Downtown (*****) The heart of the city. High-rise office and hotel towers. Vancouver Art Gallery.
 
And, in the downtown midst, the Hudson's Bay Company flagship store at 674 Granville Street. When I walked around the corner and first eyed this building, I was gobsmacked. It were as if I had stepped onto Oxford Street in London and stood before Selfridges. Though the two buildings were built years apart (Selfridges in 1909) and The Bay (in 1927), both are six-story neo-Classical wonders with Corinthian columns. I wouldn't be surprised if the Vancouver store was modeled after George Selfridge's miracle emporium as something of a homage.
 
Kim-Witted
About twenty years ago, I sat in an auditorium at the Kennedy School of Government, in Cambridge, Massachusetts, awaiting the lecturer. I was an adjunct at Harvard's Extension School, and, between and after classes, I had become accustomed to killing time before commuting home by hanging at the Kennedy School.
 
As a faculty member -- even a part-time one -- I was given special access to sit in on seminars and the like. I remember meeting Christopher Hitchens that way.

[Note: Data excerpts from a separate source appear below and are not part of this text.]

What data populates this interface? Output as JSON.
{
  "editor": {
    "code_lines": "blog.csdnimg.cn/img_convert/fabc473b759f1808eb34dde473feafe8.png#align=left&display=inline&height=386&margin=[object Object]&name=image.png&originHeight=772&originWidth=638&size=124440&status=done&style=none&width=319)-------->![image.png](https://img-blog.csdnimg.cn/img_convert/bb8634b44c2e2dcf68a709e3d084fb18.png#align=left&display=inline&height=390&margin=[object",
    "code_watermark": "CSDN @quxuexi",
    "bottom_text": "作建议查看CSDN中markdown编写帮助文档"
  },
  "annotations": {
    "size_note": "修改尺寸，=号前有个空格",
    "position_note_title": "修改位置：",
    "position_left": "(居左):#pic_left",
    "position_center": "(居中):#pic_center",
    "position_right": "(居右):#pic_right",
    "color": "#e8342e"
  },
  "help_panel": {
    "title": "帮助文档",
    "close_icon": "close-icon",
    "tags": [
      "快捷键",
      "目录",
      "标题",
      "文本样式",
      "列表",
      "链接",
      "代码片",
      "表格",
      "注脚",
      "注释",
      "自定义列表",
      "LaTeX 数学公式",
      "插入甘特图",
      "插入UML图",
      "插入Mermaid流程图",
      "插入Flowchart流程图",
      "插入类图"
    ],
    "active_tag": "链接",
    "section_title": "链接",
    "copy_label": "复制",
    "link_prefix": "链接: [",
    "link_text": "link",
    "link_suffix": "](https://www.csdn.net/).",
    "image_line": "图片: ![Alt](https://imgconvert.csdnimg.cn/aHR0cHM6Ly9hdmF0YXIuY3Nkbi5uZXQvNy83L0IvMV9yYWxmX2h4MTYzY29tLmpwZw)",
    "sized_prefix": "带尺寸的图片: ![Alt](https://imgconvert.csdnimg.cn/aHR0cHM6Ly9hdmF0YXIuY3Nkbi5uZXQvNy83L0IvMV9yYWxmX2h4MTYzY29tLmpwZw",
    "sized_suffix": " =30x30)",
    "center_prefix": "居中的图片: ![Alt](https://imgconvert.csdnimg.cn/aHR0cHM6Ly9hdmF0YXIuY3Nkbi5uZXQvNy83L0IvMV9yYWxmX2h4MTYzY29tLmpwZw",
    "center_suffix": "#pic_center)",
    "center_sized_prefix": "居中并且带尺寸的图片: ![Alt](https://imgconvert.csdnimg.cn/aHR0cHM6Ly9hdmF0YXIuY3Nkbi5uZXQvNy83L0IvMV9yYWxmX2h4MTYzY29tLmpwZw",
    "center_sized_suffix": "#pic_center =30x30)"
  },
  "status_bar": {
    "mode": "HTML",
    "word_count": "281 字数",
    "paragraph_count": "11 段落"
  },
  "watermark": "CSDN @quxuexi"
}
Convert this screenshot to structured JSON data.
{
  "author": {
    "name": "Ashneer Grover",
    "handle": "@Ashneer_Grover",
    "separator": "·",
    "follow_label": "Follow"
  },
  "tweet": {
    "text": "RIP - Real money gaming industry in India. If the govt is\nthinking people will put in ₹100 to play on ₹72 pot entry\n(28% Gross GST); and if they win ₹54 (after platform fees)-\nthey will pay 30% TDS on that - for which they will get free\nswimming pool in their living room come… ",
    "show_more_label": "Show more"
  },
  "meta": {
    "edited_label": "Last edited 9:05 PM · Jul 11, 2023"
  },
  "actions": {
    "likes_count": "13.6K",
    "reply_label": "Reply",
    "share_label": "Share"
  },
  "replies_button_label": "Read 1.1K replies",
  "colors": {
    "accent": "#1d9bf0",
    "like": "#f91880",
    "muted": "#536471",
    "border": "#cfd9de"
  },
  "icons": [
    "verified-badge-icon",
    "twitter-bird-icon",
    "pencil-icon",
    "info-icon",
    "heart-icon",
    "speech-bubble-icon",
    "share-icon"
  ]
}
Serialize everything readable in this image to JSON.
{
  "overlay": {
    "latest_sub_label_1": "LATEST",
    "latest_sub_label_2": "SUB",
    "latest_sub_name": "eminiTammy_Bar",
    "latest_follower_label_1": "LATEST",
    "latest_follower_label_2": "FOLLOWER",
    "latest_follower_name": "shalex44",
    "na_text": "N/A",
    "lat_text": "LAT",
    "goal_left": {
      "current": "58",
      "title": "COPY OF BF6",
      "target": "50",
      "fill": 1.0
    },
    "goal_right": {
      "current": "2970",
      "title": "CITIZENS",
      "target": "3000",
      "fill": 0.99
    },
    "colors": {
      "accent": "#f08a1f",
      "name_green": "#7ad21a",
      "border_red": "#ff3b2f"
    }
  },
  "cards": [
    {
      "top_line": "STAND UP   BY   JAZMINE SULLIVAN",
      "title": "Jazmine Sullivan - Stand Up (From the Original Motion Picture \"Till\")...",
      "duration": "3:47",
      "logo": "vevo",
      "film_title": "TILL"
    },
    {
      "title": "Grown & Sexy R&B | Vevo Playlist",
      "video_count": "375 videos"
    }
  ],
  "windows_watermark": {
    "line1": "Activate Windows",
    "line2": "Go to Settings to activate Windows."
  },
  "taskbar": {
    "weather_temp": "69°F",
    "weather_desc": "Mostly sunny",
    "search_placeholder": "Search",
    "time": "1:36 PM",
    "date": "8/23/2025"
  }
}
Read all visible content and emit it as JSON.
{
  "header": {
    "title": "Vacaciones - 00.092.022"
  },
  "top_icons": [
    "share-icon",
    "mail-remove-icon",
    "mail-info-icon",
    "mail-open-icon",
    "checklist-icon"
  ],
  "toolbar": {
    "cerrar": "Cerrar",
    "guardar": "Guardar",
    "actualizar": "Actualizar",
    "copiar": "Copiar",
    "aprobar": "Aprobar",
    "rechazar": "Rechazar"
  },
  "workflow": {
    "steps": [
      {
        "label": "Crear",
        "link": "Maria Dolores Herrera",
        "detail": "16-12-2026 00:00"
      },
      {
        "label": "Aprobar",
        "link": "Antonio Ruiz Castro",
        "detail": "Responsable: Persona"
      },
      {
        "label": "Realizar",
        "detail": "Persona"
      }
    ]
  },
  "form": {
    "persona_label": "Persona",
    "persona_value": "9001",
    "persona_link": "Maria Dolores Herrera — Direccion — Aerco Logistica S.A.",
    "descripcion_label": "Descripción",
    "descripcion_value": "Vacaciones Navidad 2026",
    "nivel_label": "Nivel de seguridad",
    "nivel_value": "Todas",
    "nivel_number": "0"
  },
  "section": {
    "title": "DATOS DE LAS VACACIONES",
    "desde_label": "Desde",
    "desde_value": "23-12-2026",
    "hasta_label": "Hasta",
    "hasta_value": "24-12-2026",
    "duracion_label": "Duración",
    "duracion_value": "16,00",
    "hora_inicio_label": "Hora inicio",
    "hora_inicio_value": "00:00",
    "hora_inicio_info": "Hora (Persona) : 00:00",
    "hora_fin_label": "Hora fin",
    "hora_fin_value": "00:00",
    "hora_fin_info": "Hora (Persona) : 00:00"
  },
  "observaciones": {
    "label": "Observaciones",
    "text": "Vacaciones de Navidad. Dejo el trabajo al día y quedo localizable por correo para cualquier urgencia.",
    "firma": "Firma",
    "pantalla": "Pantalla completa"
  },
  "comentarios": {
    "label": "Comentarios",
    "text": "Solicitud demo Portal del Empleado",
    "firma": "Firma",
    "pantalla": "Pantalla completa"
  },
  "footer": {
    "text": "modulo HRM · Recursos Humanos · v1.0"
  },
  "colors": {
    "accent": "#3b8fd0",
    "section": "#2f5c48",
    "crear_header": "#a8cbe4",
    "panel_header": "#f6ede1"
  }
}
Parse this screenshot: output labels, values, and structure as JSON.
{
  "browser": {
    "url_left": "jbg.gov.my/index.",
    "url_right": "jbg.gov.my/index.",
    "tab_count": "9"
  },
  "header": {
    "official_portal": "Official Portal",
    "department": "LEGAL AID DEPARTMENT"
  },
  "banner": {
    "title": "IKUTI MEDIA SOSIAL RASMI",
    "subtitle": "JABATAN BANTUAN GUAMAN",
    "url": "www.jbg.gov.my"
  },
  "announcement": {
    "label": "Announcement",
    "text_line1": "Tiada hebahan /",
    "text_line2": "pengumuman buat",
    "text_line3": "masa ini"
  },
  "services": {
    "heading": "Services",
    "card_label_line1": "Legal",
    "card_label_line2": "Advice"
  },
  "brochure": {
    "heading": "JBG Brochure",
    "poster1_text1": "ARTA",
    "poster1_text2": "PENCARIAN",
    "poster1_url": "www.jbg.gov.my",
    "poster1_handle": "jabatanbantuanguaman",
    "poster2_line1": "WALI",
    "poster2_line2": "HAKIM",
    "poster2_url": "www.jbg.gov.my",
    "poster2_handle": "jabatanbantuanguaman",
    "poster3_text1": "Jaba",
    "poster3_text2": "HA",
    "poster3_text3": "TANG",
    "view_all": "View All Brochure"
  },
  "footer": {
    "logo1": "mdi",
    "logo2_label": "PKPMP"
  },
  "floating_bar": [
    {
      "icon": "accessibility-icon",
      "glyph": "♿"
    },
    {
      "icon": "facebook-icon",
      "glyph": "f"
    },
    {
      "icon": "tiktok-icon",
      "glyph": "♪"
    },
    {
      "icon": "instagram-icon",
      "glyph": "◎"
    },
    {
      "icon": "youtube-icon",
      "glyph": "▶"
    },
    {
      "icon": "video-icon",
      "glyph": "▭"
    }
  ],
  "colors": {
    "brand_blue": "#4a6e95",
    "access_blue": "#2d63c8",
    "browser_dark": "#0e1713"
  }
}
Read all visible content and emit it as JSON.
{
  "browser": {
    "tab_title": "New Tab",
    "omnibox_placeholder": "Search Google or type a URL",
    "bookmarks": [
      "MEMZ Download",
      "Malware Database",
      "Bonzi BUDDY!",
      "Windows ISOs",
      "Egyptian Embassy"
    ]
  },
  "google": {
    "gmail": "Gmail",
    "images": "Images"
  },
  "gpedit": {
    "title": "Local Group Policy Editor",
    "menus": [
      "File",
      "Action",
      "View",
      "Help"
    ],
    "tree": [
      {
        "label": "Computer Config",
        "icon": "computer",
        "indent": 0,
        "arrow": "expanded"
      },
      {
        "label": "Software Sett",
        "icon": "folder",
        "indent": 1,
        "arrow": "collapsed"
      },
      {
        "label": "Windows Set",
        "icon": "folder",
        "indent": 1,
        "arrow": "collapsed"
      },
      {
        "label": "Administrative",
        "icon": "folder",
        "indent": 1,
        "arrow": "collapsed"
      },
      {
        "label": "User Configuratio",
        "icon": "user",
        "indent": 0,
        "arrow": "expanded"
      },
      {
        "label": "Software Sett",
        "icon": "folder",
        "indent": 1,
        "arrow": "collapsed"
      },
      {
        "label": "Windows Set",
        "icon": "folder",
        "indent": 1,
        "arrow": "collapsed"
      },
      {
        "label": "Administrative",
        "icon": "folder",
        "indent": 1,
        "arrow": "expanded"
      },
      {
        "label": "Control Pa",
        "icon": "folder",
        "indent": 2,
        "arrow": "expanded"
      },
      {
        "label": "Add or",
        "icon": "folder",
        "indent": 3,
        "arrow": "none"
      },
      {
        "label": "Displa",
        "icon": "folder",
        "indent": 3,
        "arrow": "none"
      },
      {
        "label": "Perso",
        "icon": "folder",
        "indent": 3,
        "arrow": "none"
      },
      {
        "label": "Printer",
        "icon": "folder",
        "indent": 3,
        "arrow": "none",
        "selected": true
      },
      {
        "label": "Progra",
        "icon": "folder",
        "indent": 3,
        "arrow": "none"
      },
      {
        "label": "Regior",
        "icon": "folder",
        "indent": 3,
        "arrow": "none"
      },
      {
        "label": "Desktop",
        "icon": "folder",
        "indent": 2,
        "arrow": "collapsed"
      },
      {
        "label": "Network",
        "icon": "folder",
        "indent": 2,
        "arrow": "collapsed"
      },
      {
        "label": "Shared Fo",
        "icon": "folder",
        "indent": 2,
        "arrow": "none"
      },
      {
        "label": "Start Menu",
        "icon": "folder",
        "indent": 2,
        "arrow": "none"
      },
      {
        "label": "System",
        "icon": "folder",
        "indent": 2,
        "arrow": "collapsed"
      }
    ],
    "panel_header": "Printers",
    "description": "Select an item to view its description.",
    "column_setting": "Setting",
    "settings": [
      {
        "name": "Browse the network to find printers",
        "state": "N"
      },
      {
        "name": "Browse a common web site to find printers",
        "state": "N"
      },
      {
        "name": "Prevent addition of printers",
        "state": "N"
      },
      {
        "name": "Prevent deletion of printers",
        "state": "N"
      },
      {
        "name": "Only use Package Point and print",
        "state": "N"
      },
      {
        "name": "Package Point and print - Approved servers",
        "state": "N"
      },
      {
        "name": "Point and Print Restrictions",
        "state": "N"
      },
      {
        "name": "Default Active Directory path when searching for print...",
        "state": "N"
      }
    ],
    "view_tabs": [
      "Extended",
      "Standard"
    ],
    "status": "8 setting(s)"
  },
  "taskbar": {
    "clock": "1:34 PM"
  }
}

That afternoon, I awaited Avril Phædra Douglas Campbell, otherwise known as 'Kim' Campbell.
 
I'm not certain I remember why I attended Campbell's lecture, other than for her status as the only female Prime Minster of Canada. Despite its brevity, from January to June 1993. (She still claims that status). Campbell was also the first Prime Minister to have been born (1947) in British Columbia, then hailing from Vancouver.
 
I just recall two or three things about my encounter, first at the lecture and, later, during a brief personal introduction to Campbell at a reception. That she was terribly blond, really blond. That she seemed a bit dim-witted. And, lastly, that I sought and received her autograph. I'm sort of embarrassed about that last groupie-like memory.